“Ancora una volta, come già avvenuto negli anni scorsi, le amministrazioni locali (Comuni, Province e Regioni) dicono no alla bozza di decreto sugli organici ATA, in linea con quanto da tempo andiamo denunciando: l’attuale dotazione organica è insufficiente al fabbisogno, e la situazione è aggravata da norme di legge che hanno ricadute pesantemente negative sull’organizzazione del servizio, prima fra tutte quella sul divieto di sostituire il personale assente”. Così in una nota la segreteria generale della Cisl Scuola, Lena Gissi.
“Ne deriva un continuo e crescente aggravio delle condizioni di lavoro del personale, dai collaboratori scolastici, costretti a far fronte, a ranghi ridotti, a compiti delicati come la sorveglianza e in particolare l’assistenza agli alunni disabili, a quanti devono farsi carico della quantità e complessità del lavoro che ricade sugli uffici di segreteria” – continua l’esponente Cisl.
“Tante volte lo abbiamo messo in evidenza, a partire dalla manifestazione davanti al MIUR dello scorso autunno, e ora nella nuova fase di mobilitazione avviata con la raccolta di firme sulle diverse criticità che la scuola sta vivendo e già rivolta ad altre più incisive azioni in mancanza di risposte concrete”.

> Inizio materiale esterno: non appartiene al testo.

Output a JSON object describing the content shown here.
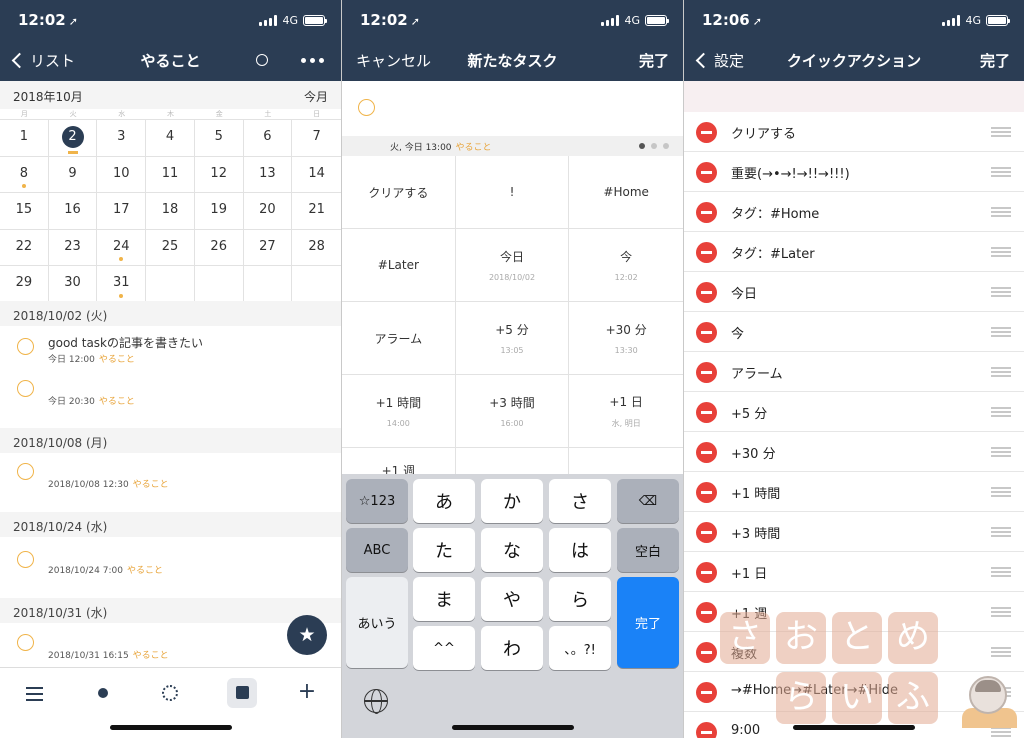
{
  "panel1": {
    "status": {
      "time": "12:02",
      "network": "4G"
    },
    "nav": {
      "back_label": "リスト",
      "title": "やること"
    },
    "month": {
      "label": "2018年10月",
      "today_label": "今月"
    },
    "weekdays": [
      "月",
      "火",
      "水",
      "木",
      "金",
      "土",
      "日"
    ],
    "calendar_rows": [
      [
        "1",
        "2",
        "3",
        "4",
        "5",
        "6",
        "7"
      ],
      [
        "8",
        "9",
        "10",
        "11",
        "12",
        "13",
        "14"
      ],
      [
        "15",
        "16",
        "17",
        "18",
        "19",
        "20",
        "21"
      ],
      [
        "22",
        "23",
        "24",
        "25",
        "26",
        "27",
        "28"
      ],
      [
        "29",
        "30",
        "31",
        "",
        "",
        "",
        ""
      ]
    ],
    "sections": [
      {
        "header": "2018/10/02 (火)"
      },
      {
        "header": "2018/10/08 (月)"
      },
      {
        "header": "2018/10/24 (水)"
      },
      {
        "header": "2018/10/31 (水)"
      }
    ],
    "tasks": [
      {
        "title": "good taskの記事を書きたい",
        "meta": "今日 12:00",
        "project": "やること"
      },
      {
        "title": "",
        "meta": "今日 20:30",
        "project": "やること"
      },
      {
        "title": "",
        "meta": "2018/10/08 12:30",
        "project": "やること"
      },
      {
        "title": "",
        "meta": "2018/10/24 7:00",
        "project": "やること"
      },
      {
        "title": "",
        "meta": "2018/10/31 16:15",
        "project": "やること"
      }
    ],
    "fab_icon": "star-icon"
  },
  "panel2": {
    "status": {
      "time": "12:02",
      "network": "4G"
    },
    "nav": {
      "cancel_label": "キャンセル",
      "title": "新たなタスク",
      "done_label": "完了"
    },
    "info": {
      "text": "火, 今日 13:00",
      "project": "やること"
    },
    "quick_actions": [
      {
        "label": "クリアする",
        "sub": ""
      },
      {
        "label": "!",
        "sub": ""
      },
      {
        "label": "#Home",
        "sub": ""
      },
      {
        "label": "#Later",
        "sub": ""
      },
      {
        "label": "今日",
        "sub": "2018/10/02"
      },
      {
        "label": "今",
        "sub": "12:02"
      },
      {
        "label": "アラーム",
        "sub": ""
      },
      {
        "label": "+5 分",
        "sub": "13:05"
      },
      {
        "label": "+30 分",
        "sub": "13:30"
      },
      {
        "label": "+1 時間",
        "sub": "14:00"
      },
      {
        "label": "+3 時間",
        "sub": "16:00"
      },
      {
        "label": "+1 日",
        "sub": "水, 明日"
      },
      {
        "label": "+1 週",
        "sub": ""
      },
      {
        "label": "",
        "sub": ""
      },
      {
        "label": "",
        "sub": ""
      }
    ],
    "keyboard": {
      "sym": "☆123",
      "abc": "ABC",
      "aiu": "あいう",
      "row1": [
        "あ",
        "か",
        "さ"
      ],
      "row2": [
        "た",
        "な",
        "は"
      ],
      "row3": [
        "ま",
        "や",
        "ら"
      ],
      "row4": [
        "^^",
        "わ",
        "、。?!"
      ],
      "space": "空白",
      "done": "完了"
    }
  },
  "panel3": {
    "status": {
      "time": "12:06",
      "network": "4G"
    },
    "nav": {
      "back_label": "設定",
      "title": "クイックアクション",
      "done_label": "完了"
    },
    "items": [
      "クリアする",
      "重要(→•→!→!!→!!!)",
      "タグ：#Home",
      "タグ：#Later",
      "今日",
      "今",
      "アラーム",
      "+5 分",
      "+30 分",
      "+1 時間",
      "+3 時間",
      "+1 日",
      "+1 週",
      "複数",
      "→#Home→#Later→#Hide",
      "9:00"
    ],
    "watermark": [
      "さ",
      "お",
      "と",
      "め",
      "ら",
      "い",
      "ふ"
    ]
  }
}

“Non siamo solo noi, peraltro, a denunciare questo stato di cose , e il parere dei rappresentanti delle istituzioni locali lo conferma; ma è lo stesso Parlamento a dire che vi sono situazioni insostenibili, citando fra l’altro la necessità di garantire il turn over del personale che cessa e segnalando i disagi dal divieto di sostituzione. Non è più possibile limitarsi a soluzioni tampone, come quelle che finora, pressato dalle nostre richieste, il governo ha potuto fare, per esempio restituendo in organico di fatto i posti decurtati in diritto. Se i problemi nascono da norme di legge che impongono situazioni e comportamenti insostenibili, c’è un solo rimedio: cambiarle. Vale in generale, vale nello specifico per gli organici e la gestione del personale ATA. Il Governo – conclude Gissi – può senz’altro attivarsi con strumenti e procedure opportune per ottenere modifiche legislative che sono le stesse commissioni parlamentari a chiedergli. Sempre che voglia comportarsi da governo del fare, come ama definirsi, e non da governo degli annunci.